An uneasy blend - Coffee and couture meets in China’s posh boutiques

Coffee is still chic in China, exactly how fashion brands wish to appear. A café smells great and typically costs less than 200,000 yuan.

Photo from Pantechnicon

Photo from Pantechnicon

By CHEN Qirui

 

Fashion brands are always trying new ways to push more of the same old stuff onto the same old customers, and the latest trend is to open in-store coffee shops.

Maison Margiela has cafes in Chengdu and Shanghai, and a “pop-up coffee space” in Shenzhen. Ralph Lauren, whose Ralph’s Coffee opened its first China location in Beijing two years ago, is about to open another in Shanghai. The list goes on.

Fussy to a fault

China hadn’t had a coffee culture until recently but the market reached 382 billion yuan (US$65 billion) last year and is expected to exceed 1 trillion by 2025. In some big cities, per capita consumption is almost as high as one cup a day.

To a large extent, coffee is still considered chic in China, and this is exactly the response the fashion brands are trying to stimulate. A cafe fits well into the rest of the store, and it smells great. It typically costs less than 200,000 yuan to set up an in-store cafe.

The fashion brands themselves, unsurprisingly, like to make a fuss. The smallest details, including the floor plan, electricity consumption and food storage, are given tremendous amounts of consideration.

“We need the right licenses and must understand the regulations,” said HUA Zhener of Maison Kitsuné. Cafe Kitsuné contributes 10 percent of brand revenue with locations in Beijing and Shanghai fully managed by in-house teams.

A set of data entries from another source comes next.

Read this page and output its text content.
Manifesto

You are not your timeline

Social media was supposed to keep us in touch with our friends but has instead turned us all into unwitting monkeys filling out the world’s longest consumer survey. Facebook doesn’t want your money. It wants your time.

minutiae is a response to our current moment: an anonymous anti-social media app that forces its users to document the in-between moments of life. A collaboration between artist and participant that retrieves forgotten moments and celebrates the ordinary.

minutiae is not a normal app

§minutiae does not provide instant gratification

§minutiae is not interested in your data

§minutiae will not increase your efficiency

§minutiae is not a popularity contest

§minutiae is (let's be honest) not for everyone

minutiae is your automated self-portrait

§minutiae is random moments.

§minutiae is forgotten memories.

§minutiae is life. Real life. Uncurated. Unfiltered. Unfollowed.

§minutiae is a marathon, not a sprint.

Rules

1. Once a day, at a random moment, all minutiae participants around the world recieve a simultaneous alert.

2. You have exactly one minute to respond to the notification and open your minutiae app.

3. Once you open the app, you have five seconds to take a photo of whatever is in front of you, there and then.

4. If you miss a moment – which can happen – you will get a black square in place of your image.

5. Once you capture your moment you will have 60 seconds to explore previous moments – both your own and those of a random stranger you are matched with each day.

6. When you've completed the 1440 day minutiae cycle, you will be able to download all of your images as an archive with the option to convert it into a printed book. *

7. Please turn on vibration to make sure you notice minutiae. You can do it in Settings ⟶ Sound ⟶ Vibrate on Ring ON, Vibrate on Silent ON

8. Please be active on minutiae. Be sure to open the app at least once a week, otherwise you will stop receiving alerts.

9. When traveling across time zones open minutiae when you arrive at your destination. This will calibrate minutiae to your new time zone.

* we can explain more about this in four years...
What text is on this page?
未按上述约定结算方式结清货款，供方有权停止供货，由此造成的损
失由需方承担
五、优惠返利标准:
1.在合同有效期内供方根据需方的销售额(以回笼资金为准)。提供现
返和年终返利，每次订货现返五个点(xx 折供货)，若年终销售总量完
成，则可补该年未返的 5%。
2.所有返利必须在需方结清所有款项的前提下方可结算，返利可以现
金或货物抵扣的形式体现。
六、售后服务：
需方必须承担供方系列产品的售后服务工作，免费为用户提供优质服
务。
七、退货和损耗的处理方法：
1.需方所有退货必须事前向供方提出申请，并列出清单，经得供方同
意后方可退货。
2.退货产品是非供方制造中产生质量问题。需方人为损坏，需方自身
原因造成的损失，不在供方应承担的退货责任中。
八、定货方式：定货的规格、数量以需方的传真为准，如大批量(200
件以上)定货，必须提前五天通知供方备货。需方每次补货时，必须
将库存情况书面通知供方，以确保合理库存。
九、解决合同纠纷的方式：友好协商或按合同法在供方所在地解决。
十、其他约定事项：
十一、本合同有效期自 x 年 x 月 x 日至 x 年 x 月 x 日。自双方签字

Cafe Kitsune in Xintiandi, Shanghai. 

Other brands outsource their operations instead. Maison Margiela Cafe, for example, is run by Chengdu-based Small Coffee Company, which owns restaurant chain Bar Lotus. Local partners know market conditions and can bring their own customers to new cafes.

Drink up and shop

Coffee, of course, is just a sideshow. The point is to get customers to browse the racks and buy bags and clothes. Those who think they have enough expensive bags and clothes already, can always come in and change their minds.

Another consideration is to relate better to younger customers. Ralph Lauren, largely synonymous with dad polos among Chinese millennials, has made Ralph’s Coffee a social media phenomenon with its bear mascot, vintage decors and photo-friendly food.

The main problem seems to be that customers don’t like the cafes much. Online reviews are full of complaints about long queues, high prices and mediocre products. A customer who went to a Maison Margiela Cafe during its first weeks said she had to wait for at least 20 minutes for a latte at 10am and the line was only getting longer. The latte, which cost 40 yuan, tasted exactly the same as “the coffee shop next door,” which charged half the price.